O MRPP não chega, como seu primo, ao ponto de defender "a política externa preconizada por Melo Antunes e pelo PCP(m-l)" (sic, Seara Vermelha, n.º 4, julho de 1975), isto é, a política de integração de Portugal na Europa "contra as superpotências". Mas ele fala, numa entrevista de um membro de seu Comité Central publicada num opúsculo em francês, de um grupo de oficiais capazes de defender uma política "independente”, contanto que aceitem "a direção da classe operária. Se não, continuarão a ser o que sãos joguetes, marionetes (...). Vide a situação de Melo Antunes, um representante significativo dessa corrente, o qual, depois de 11 de março, pôs-se completamente de joelhos (...), apagou-se completamente na vida política de Portugal com um posto de ministro dos negócios estrangeires mas sem influência no processo político", etc. Fixar os olhos dos proletários num grupo de oficiais de carreira pretendendo que tal grupo poderia ajudá-los é uma verdadeira infâmia, uma infâmia pior ainda quando, como no caso, esses oficiais têm-se mostrado sempre serem partidários de um império colonial modernizado e baseado num sistema de Estados "independentes" à cabeça dos quais seriam içados os partidos mais moderados (para não dizer pior!).
Que confiança podem ter as massas coloniais (de Angola, por exemplo) na sinceridade do internacionalismo do MRPP quando este afirma que o "inimigo principal do proletariado português" é, não o Estado português mas o "imperialismo" (entenda-se: as "superpotências" e, em particular, a URSS) e quando apresenta como uma "importante vitória do povo angolano no caminho da independência" (Luta Popular3 n.º 46, 13/2/75) os acordos de Alvor que, precisamente, deixavam o poder nas mãos do exército colonial português!
O que separa o MRPP do PCP(m-l) não é, pois, uma diferença de princípio mas, por assim dizer, de maturidade, uma maior maleabilidade, que ainda lhe permitem canalizar as reacções operárias para transporta-las para um terreno em que o proletariado cai necessariamente na armadilha da colaboração com seu inimigo. Os princípios desse movimento levá-lo-ão mais cedo ou mais tarde, a despeito de sua verborragia pseudo-revolucionária, a apoiar abertamente o Estado português, e ele deverá, então, renunciar necessariamente às atitudes que lhe dão hoje uma aureola de mártir da luta contra o MFA. A história nunca apresentou um caso que possa contradizer essa nossa previsão.

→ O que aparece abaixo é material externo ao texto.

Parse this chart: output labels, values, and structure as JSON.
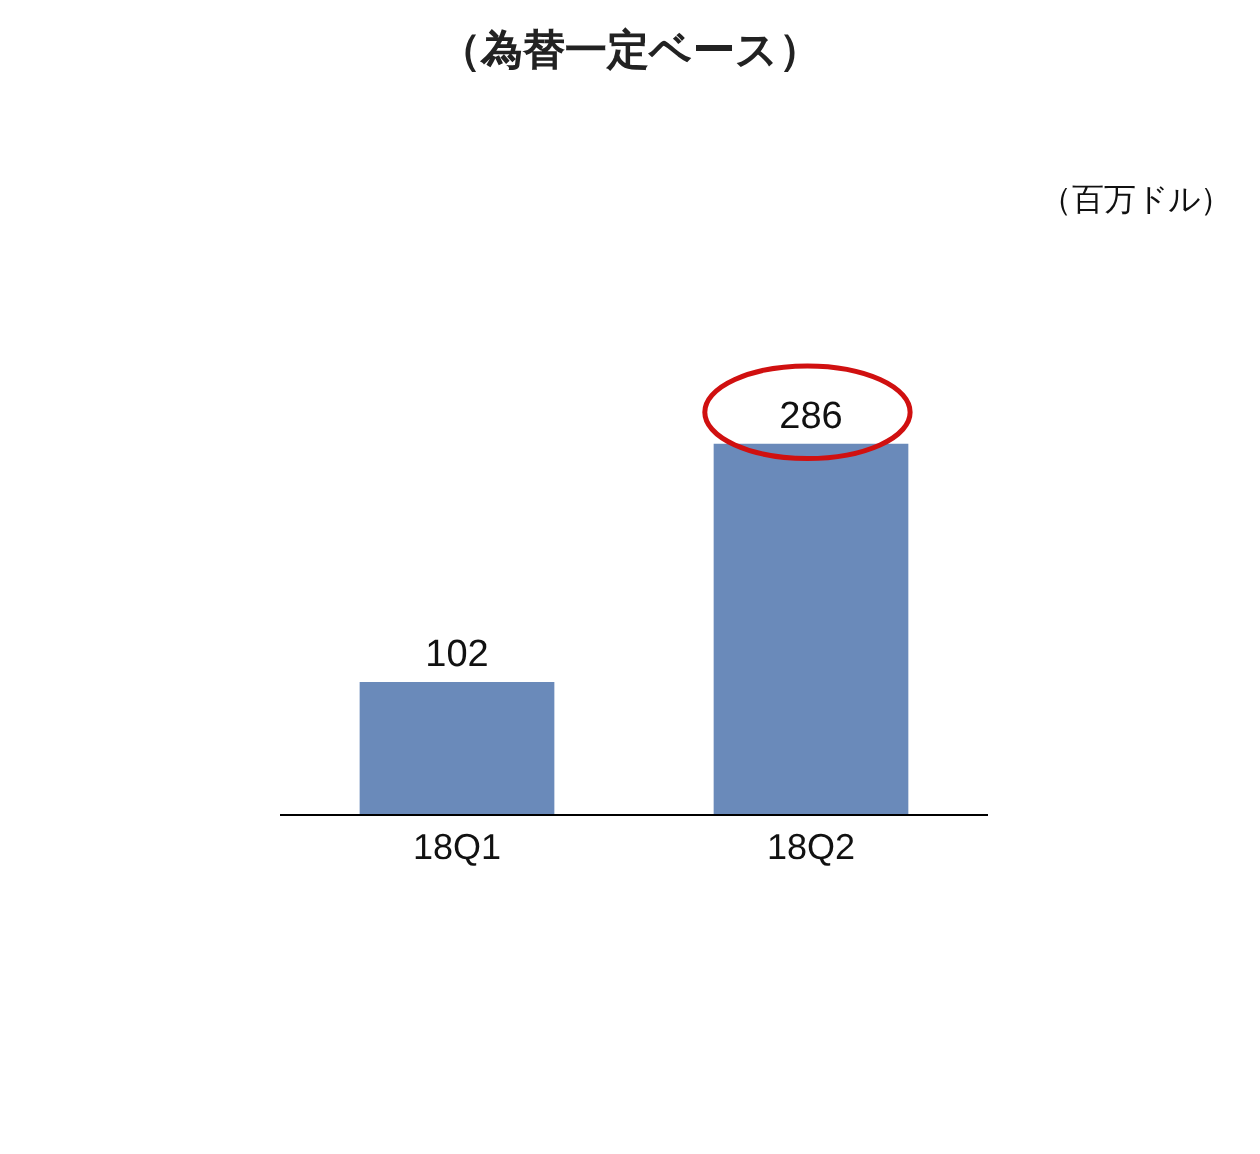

Examinaremos, agora, a posição da Liga Comunista Internacionalista (organização simpatizante da IV Internacional) perante a política colonial do Estado português. Faremos isso não tanto pelo peso — bastante reduzido — dessa organização no âmbito da extrema esquerda portuguesa, mas principalmente para ver, através de suas posições, quanto valem as posições da corrente internacional a que está ligada, mesmo não sendo essas totalmente homogéneas.
Lembrando mais uma vez que, no que concerne à questão colonial, a pedra angular do movimento proletário no país opressor é a atitude em relação a seu próprio Estado, vejamos que lugar o Estado português ocupa na visão que a LCI tem do famigerado "processo de descolonização".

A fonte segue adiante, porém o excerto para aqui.